Screen shot of the Town of West Hartford's website back online Friday morning.

West Hartford Police worked with the CT Intelligence Center on the issue, which impacted government websites throughout the country served by Granicus.

By Ronni Newton

The Town of West Hartford’s website was back online early Friday morning after the provider created and applied a patch to fix a vulnerability discovered Thursday when the site was hacked and a threatening message appeared.

The Town of West Hartford’s IT Department had taken the site down immediately once the problem was discovered, out of an “abundance of caution and to preserve the system for law enforcement,” according to a statement issued by West Hartford Police Friday morning.

Police said that it had been discovered that the town’s website provider, Granicus, had been hit with an “exploit virus,” which led to the hack.

Granicus specializes in government websites, police said, and other communities throughout the country, including in Santa Barbara, CA, were also impacted. Granicus was able to create a patch “to fix this vulnerability for all of their impacted customers,” according to the police statement.

According to its website, Granicus is an international company with more than 3,000 public sector clients.

The patch was applied late Thursday night, but West Hartford’s IT Department did not put the town’s website back online until about 6:30 a.m.

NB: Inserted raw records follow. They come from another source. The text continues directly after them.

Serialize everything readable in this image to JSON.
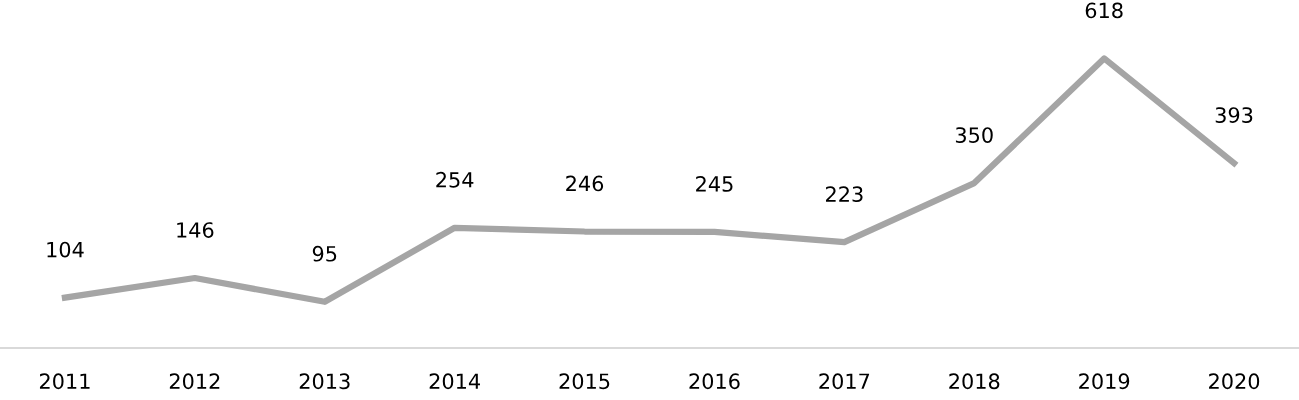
{
  "chart_data": {
    "type": "line",
    "categories": [
      "2011",
      "2012",
      "2013",
      "2014",
      "2015",
      "2016",
      "2017",
      "2018",
      "2019",
      "2020"
    ],
    "series": [
      {
        "color": "#a5a5a5",
        "values": [
          104,
          146,
          95,
          254,
          246,
          245,
          223,
          350,
          618,
          393
        ]
      }
    ],
    "data_labels": true,
    "grid": false,
    "legend": false,
    "marker": "none",
    "line_style": "solid"
  }
}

Friday.

“We took a little extra time to get up and running, to make sure there were no other viruses,” Interim Town Manager Peter Privitera said Friday morning.

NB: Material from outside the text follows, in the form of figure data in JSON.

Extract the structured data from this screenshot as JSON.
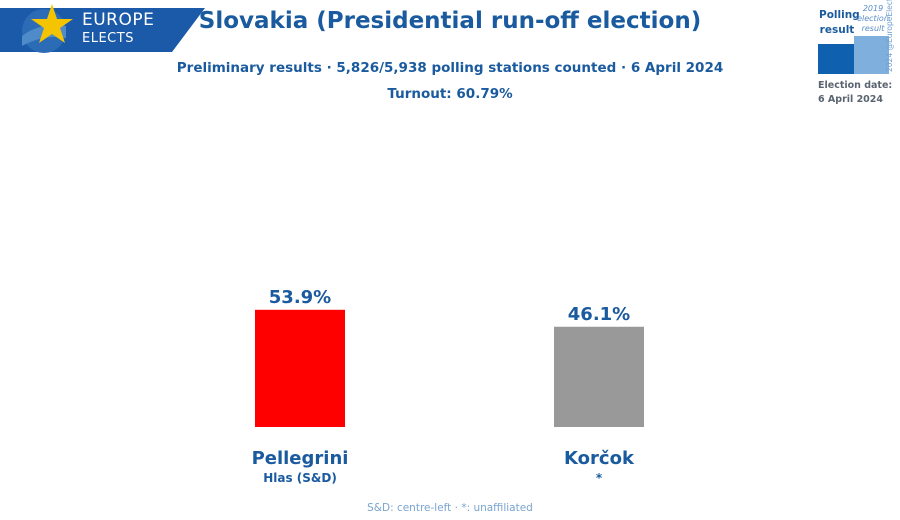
{
  "brand": {
    "line1": "EUROPE",
    "line2": "ELECTS",
    "banner_color": "#1a5aa8",
    "star_color": "#f5c400"
  },
  "header": {
    "title": "Slovakia (Presidential run-off election)",
    "subtitle": "Preliminary results · 5,826/5,938 polling stations counted · 6 April 2024",
    "turnout": "Turnout: 60.79%"
  },
  "legend": {
    "polling_label": "Polling result",
    "previous_label": "2019 election result",
    "credit": "2024 @EuropeElects",
    "date_label": "Election date:",
    "date_value": "6 April 2024"
  },
  "chart_data": {
    "type": "bar",
    "title": "Slovakia (Presidential run-off election)",
    "categories": [
      "Pellegrini",
      "Korčok"
    ],
    "parties": [
      "Hlas (S&D)",
      "*"
    ],
    "values": [
      53.9,
      46.1
    ],
    "value_labels": [
      "53.9%",
      "46.1%"
    ],
    "colors": [
      "#ff0000",
      "#999999"
    ],
    "ylim": [
      0,
      70
    ],
    "xlabel": "",
    "ylabel": "",
    "grid": false
  },
  "footer": {
    "note": "S&D: centre-left · *: unaffiliated"
  }
}
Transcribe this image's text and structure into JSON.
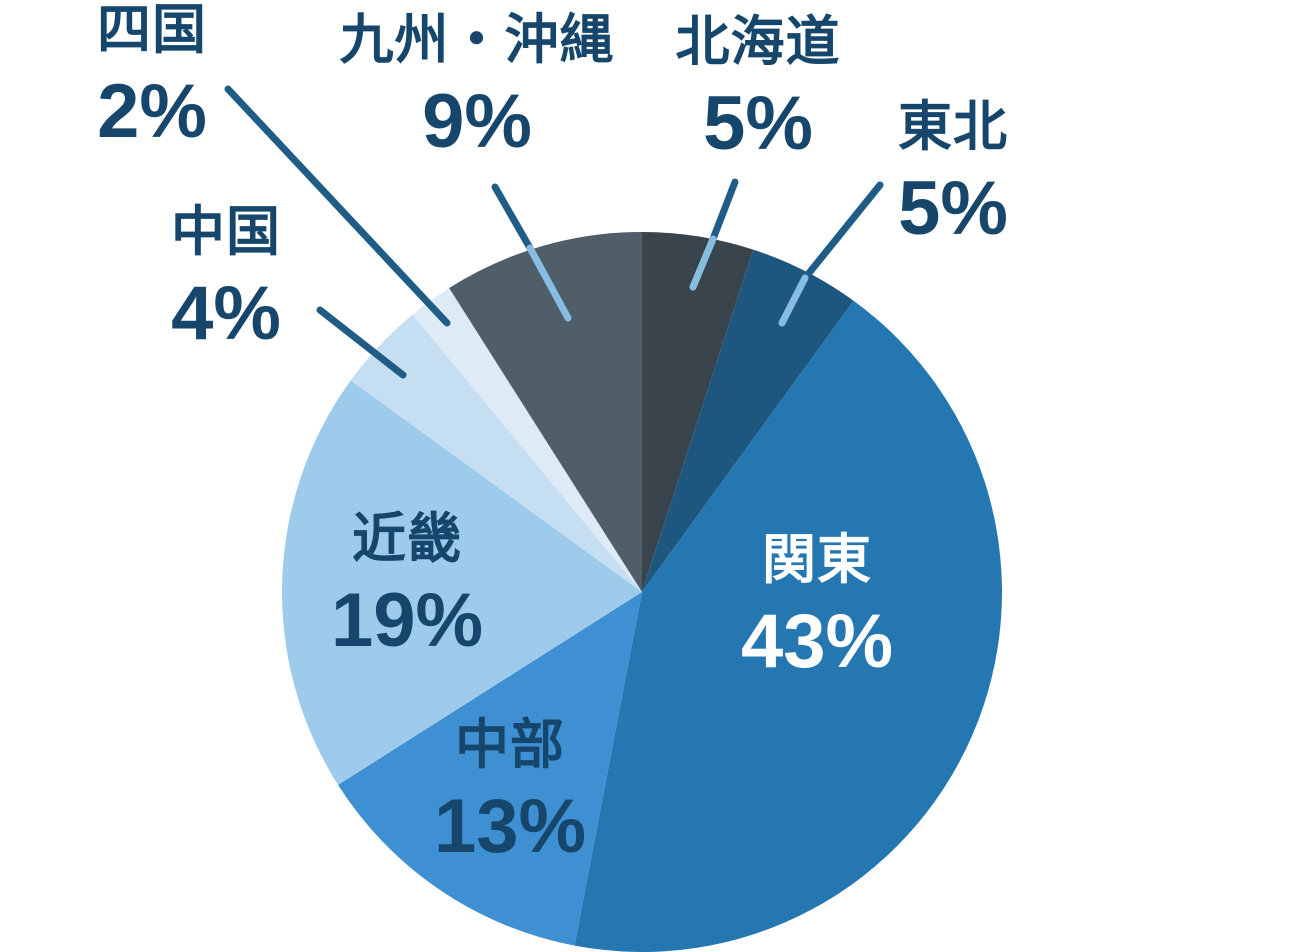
{
  "chart_data": {
    "type": "pie",
    "title": "",
    "unit": "%",
    "total": 100,
    "start_angle_deg": 0,
    "direction": "clockwise",
    "legend": "none",
    "series": [
      {
        "id": "hokkaido",
        "name": "北海道",
        "value": 5,
        "pct_label": "5%",
        "color": "#3a444c",
        "label_placement": "outside"
      },
      {
        "id": "tohoku",
        "name": "東北",
        "value": 5,
        "pct_label": "5%",
        "color": "#1d567f",
        "label_placement": "outside"
      },
      {
        "id": "kanto",
        "name": "関東",
        "value": 43,
        "pct_label": "43%",
        "color": "#2577b1",
        "label_placement": "inside-white"
      },
      {
        "id": "chubu",
        "name": "中部",
        "value": 13,
        "pct_label": "13%",
        "color": "#3e90d3",
        "label_placement": "inside"
      },
      {
        "id": "kinki",
        "name": "近畿",
        "value": 19,
        "pct_label": "19%",
        "color": "#9ecbec",
        "label_placement": "inside"
      },
      {
        "id": "chugoku",
        "name": "中国",
        "value": 4,
        "pct_label": "4%",
        "color": "#c6def2",
        "label_placement": "outside"
      },
      {
        "id": "shikoku",
        "name": "四国",
        "value": 2,
        "pct_label": "2%",
        "color": "#deeaf6",
        "label_placement": "outside"
      },
      {
        "id": "kyushu-okinawa",
        "name": "九州・沖縄",
        "value": 9,
        "pct_label": "9%",
        "color": "#4f5e68",
        "label_placement": "outside"
      }
    ],
    "colors": {
      "label_text_dark": "#16466b",
      "label_text_light": "#ffffff",
      "leader_line_dark": "#1f5c86",
      "leader_line_light": "#87bde1",
      "background": "#ffffff"
    }
  }
}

Nothing else was found, and no other incidents had arisen as a result of the vendor breach, Privitera said.

“It was an inconvenience to the residents of the town who would go on to access information, but it’s separate and apart from the town databases,” said Privitera. No sensitive information was compromised as a result of the hack, which impacted only the public site and not the town’s internal network.

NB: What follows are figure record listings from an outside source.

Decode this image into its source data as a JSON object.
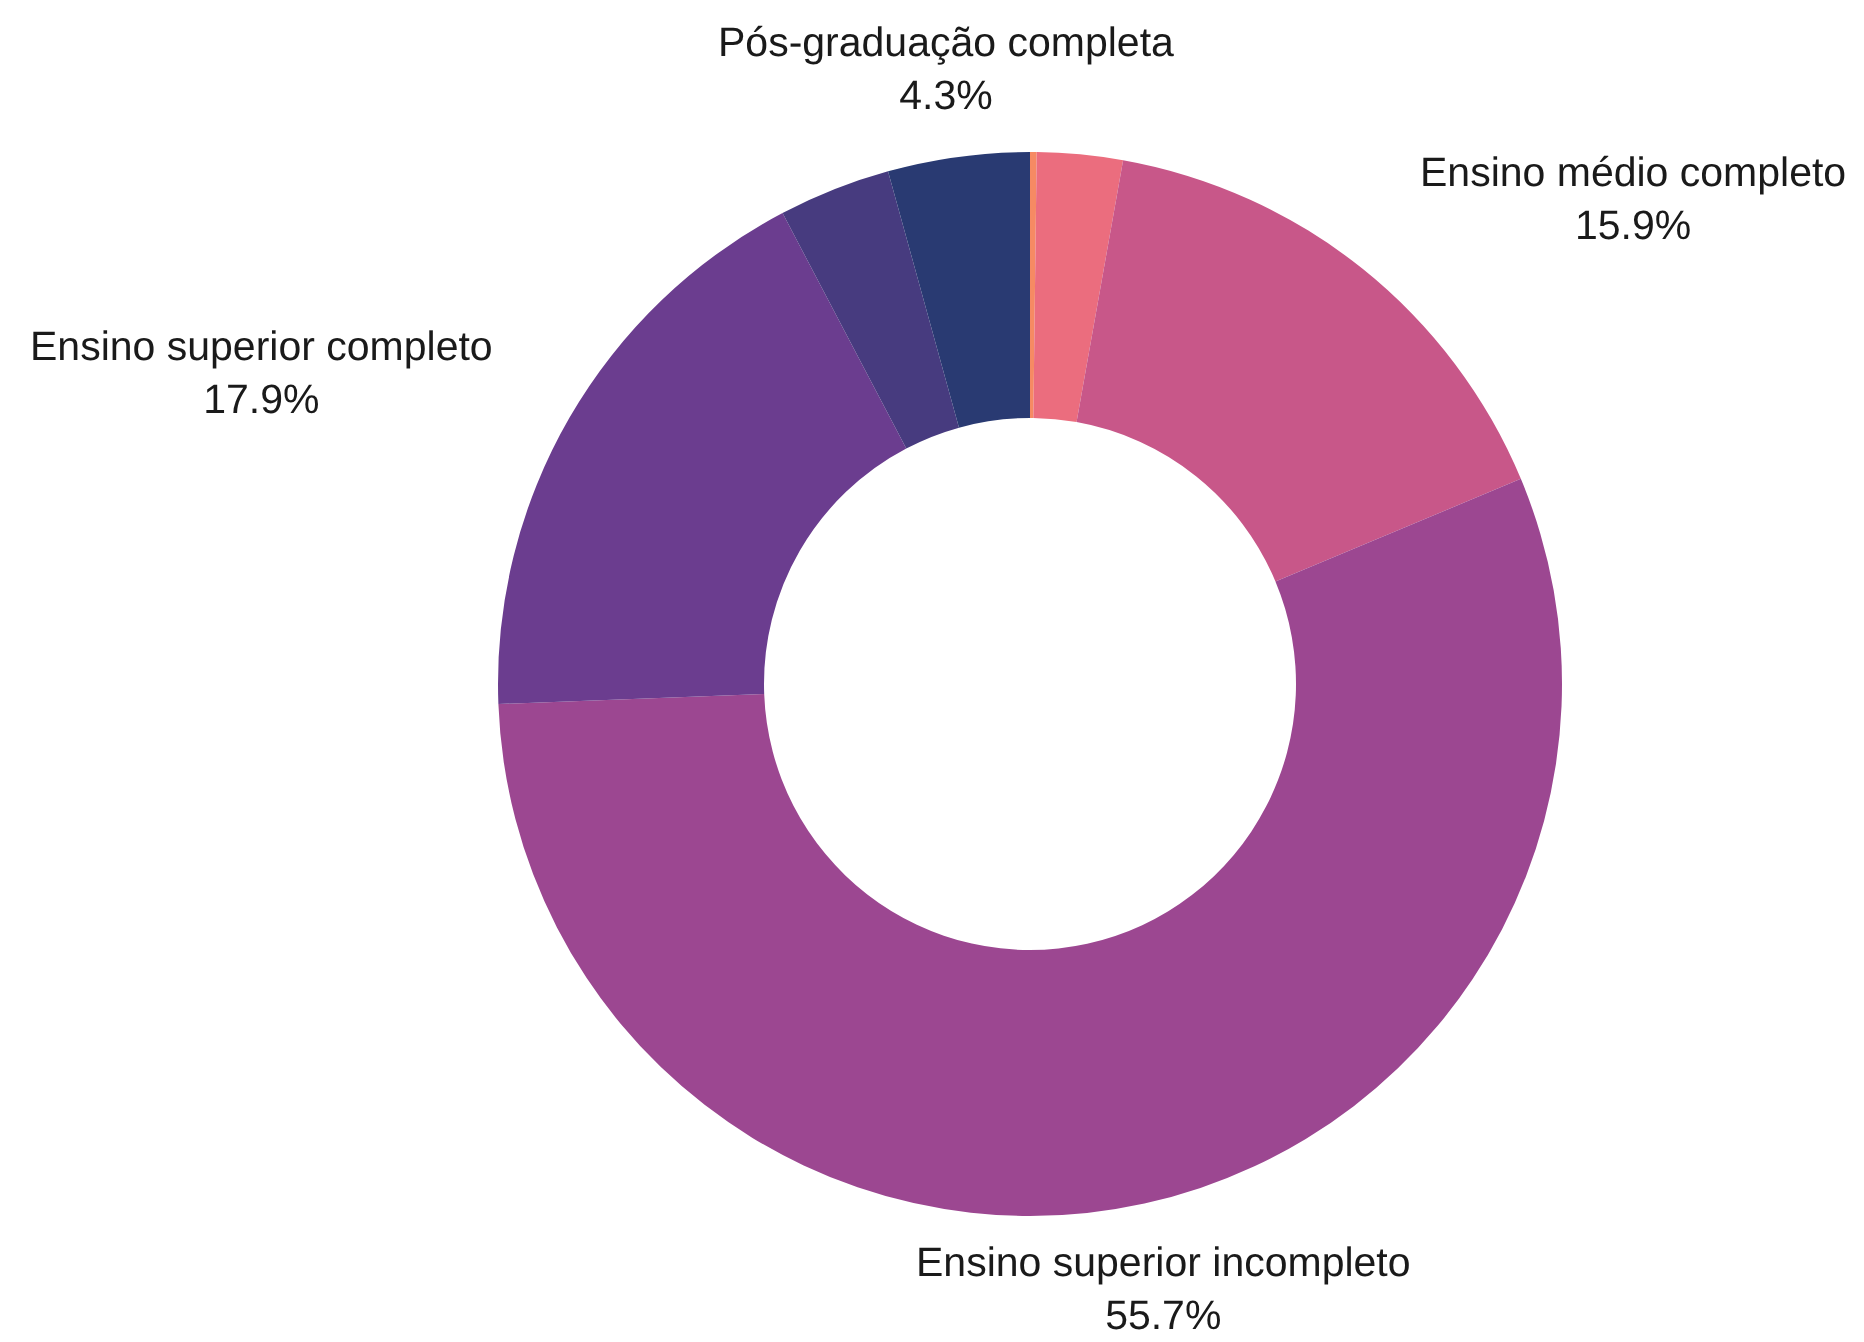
{
  "chart_data": {
    "type": "donut",
    "categories": [
      null,
      null,
      "Ensino médio completo",
      "Ensino superior incompleto",
      "Ensino superior completo",
      null,
      "Pós-graduação completa"
    ],
    "values": [
      0.2,
      2.6,
      15.9,
      55.7,
      17.9,
      3.4,
      4.3
    ],
    "colors": [
      "#f68a63",
      "#eb6d7e",
      "#c85789",
      "#9c4791",
      "#6b3d8f",
      "#473b7f",
      "#293a72"
    ],
    "value_labels": [
      null,
      null,
      "15.9%",
      "55.7%",
      "17.9%",
      null,
      "4.3%"
    ],
    "legend": false
  }
}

The problem was discovered on the town’s website at approximately 7:30 a.m. Thursday. According to several Facebook posts about the hack, instead of West Hartford’s homepage, visitors to the site instead saw an image of North Korean dictator Kim Jong Un along with a message something like: “If you attack us (North Korea) we will attack Washington, D.C.”

Lt. Eric Rocheleau of the West Hartford Police Department said that details of the exact message are not being released because of the nature and scope of the investigation into an incident that impacted communities throughout the country.

West Hartford Police and the town’s IT Department provided all logs to the CT Intelligence Center which is continuing to investigate.

“I hope that as the investigation goes on that we can use the information to prevent this from happening again,” Privitera said.